Nous diviserons ce petit essai en trois parties: dans la première, il sera question de l'athéisme; dans la seconde, de l'épicuréisme; dans la troisième, du scepticisme des anciens. philosophes.

On conçoit bien que ce n'est ici que l'esquisse, l'échantillon d'un ouvrage qu'il serait si facile de faire sur le même sujet.
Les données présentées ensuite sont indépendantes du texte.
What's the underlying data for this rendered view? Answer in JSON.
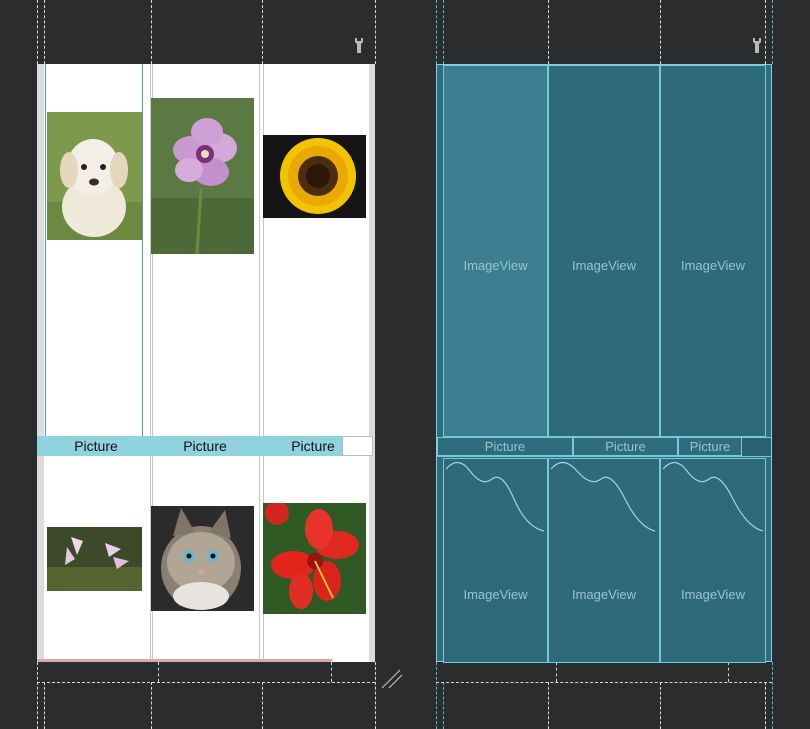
{
  "design": {
    "top_row": [
      {
        "icon": "puppy-photo",
        "label": "Picture"
      },
      {
        "icon": "flower-photo",
        "label": "Picture"
      },
      {
        "icon": "sunflower-photo",
        "label": "Picture"
      }
    ],
    "bottom_row": [
      {
        "icon": "lily-photo"
      },
      {
        "icon": "cat-photo"
      },
      {
        "icon": "hibiscus-photo"
      }
    ]
  },
  "blueprint": {
    "top_row": [
      {
        "label": "ImageView"
      },
      {
        "label": "ImageView"
      },
      {
        "label": "ImageView"
      }
    ],
    "pictures": [
      "Picture",
      "Picture",
      "Picture"
    ],
    "bottom_row": [
      {
        "label": "ImageView"
      },
      {
        "label": "ImageView"
      },
      {
        "label": "ImageView"
      }
    ]
  },
  "colors": {
    "background": "#2b2c2e",
    "caption_bar": "#8fd3df",
    "blueprint_fill": "#2f6d7e",
    "blueprint_stroke": "#76c9dc"
  }
}
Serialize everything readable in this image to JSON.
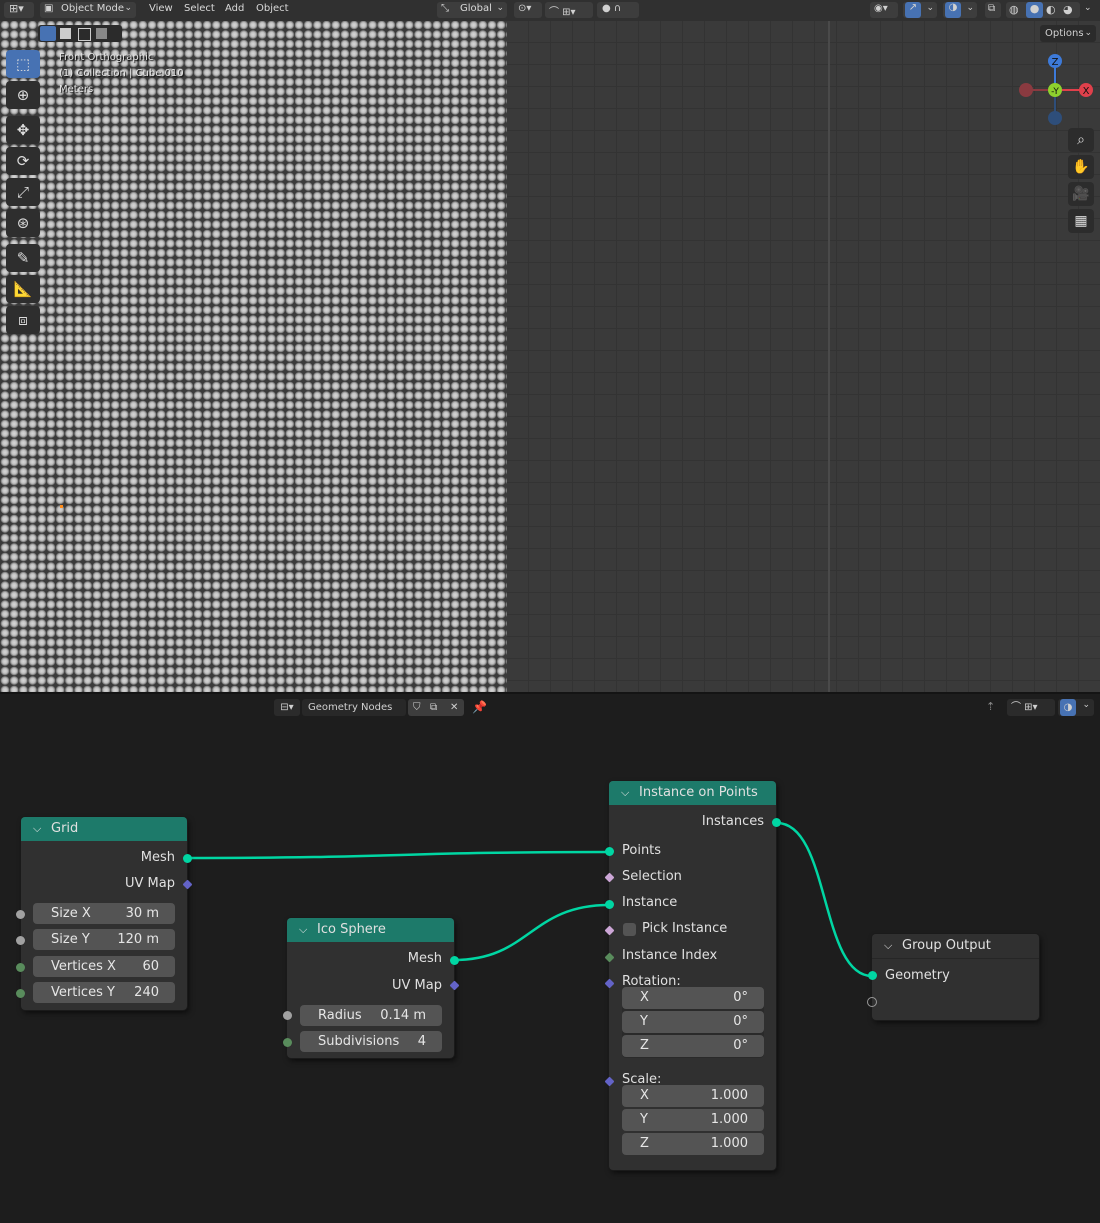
{
  "viewport": {
    "header": {
      "mode": "Object Mode",
      "menus": [
        "View",
        "Select",
        "Add",
        "Object"
      ],
      "orientation": "Global",
      "options_label": "Options"
    },
    "overlay": {
      "view_name": "Front Orthographic",
      "collection": "(1) Collection | Cube.010",
      "units": "Meters"
    },
    "gizmo": {
      "z": "Z",
      "y": "-Y",
      "x": "X"
    },
    "tools": [
      "select-box-icon",
      "cursor-icon",
      "move-icon",
      "rotate-icon",
      "scale-icon",
      "transform-icon",
      "annotate-icon",
      "measure-icon",
      "add-cube-icon"
    ],
    "nav_buttons": [
      "zoom-icon",
      "pan-hand-icon",
      "camera-icon",
      "grid-ortho-icon"
    ]
  },
  "node_editor": {
    "header": {
      "tree_name": "Geometry Nodes"
    },
    "nodes": {
      "grid": {
        "title": "Grid",
        "outputs": [
          "Mesh",
          "UV Map"
        ],
        "fields": [
          {
            "label": "Size X",
            "value": "30 m"
          },
          {
            "label": "Size Y",
            "value": "120 m"
          },
          {
            "label": "Vertices X",
            "value": "60"
          },
          {
            "label": "Vertices Y",
            "value": "240"
          }
        ]
      },
      "ico_sphere": {
        "title": "Ico Sphere",
        "outputs": [
          "Mesh",
          "UV Map"
        ],
        "fields": [
          {
            "label": "Radius",
            "value": "0.14 m"
          },
          {
            "label": "Subdivisions",
            "value": "4"
          }
        ]
      },
      "instance_on_points": {
        "title": "Instance on Points",
        "output": "Instances",
        "inputs": [
          "Points",
          "Selection",
          "Instance",
          "Pick Instance",
          "Instance Index",
          "Rotation:",
          "Scale:"
        ],
        "rotation": [
          {
            "axis": "X",
            "value": "0°"
          },
          {
            "axis": "Y",
            "value": "0°"
          },
          {
            "axis": "Z",
            "value": "0°"
          }
        ],
        "scale": [
          {
            "axis": "X",
            "value": "1.000"
          },
          {
            "axis": "Y",
            "value": "1.000"
          },
          {
            "axis": "Z",
            "value": "1.000"
          }
        ]
      },
      "group_output": {
        "title": "Group Output",
        "inputs": [
          "Geometry"
        ]
      }
    }
  }
}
Mais il y en aura assez, nous le croyons, pour se convaincre que, le dogme de la création une fois nié ou ignoré, l'athéisme, l'épicuréisme et le scepticisme, c'est-à-dire la perte de toute raison, de toute science et de toute vérité, sont des conséquences logiques, nécessaires et inévitables.

§ II. Autorité de Cicéron en matière de philosophie. Prétention inadmissible des rationalistes modernes, de connaitre mieux que Cicéron les philosophes anciens, et résultat de leurs travaux philosophiques. La mobilité d'esprit des anciens philosophes, cause unique de la diversité des jugements des auteurs sur leurs opinions. Misère de la philosophie allemande. Le génie philosophique des peuples du nord et de ceux du midi.

Mais, avant d'entrer en matière, je dois faire une observation touchant Cicéron, sur le témoignage duquel je me suis principalement appuyé et vais m'appuyer encore pour juger l'ancienne philosophie.

Dans ma première Conférence, § 13 et 19 (t. I, p. 63 et 94), par des considérations dont il ne me paraissait pas facile qu'on eût pu atténuer la portée, j'avais établi la compétence du philosophe romain et la justesse de ses jugements sur les systèmes de l'ancienne philosophie. Mais ces considérations,-que d'ailleurs je n'ai pu développer, n'ont pas obtenu l'assentiment de quelques esprits difficiles; et ils n'en persistent pas moins affirmer que Cicéron n'étant pas un penseur aussi profond qu'il était grand écrivain, on ne peut se fier à la manière dont il a jugé certains systèmes des anciens sages; et

que j'ai tort de m'appuyer sur son témoignage, touchant les doctrines des anciennes écoles.

Les modernes rationalistes, particulièrement de l'école allemande, prétendent même qu'à la suite de leurs profondes études, de leurs immenses recherches sur les documents qui nous restent de la philosophie de l'ancien monde, et que de récentes découvertes ont augmentés, ils connaissent mieux cette philosophie dans son ensemble que les anciens, et que Cicéron luimême.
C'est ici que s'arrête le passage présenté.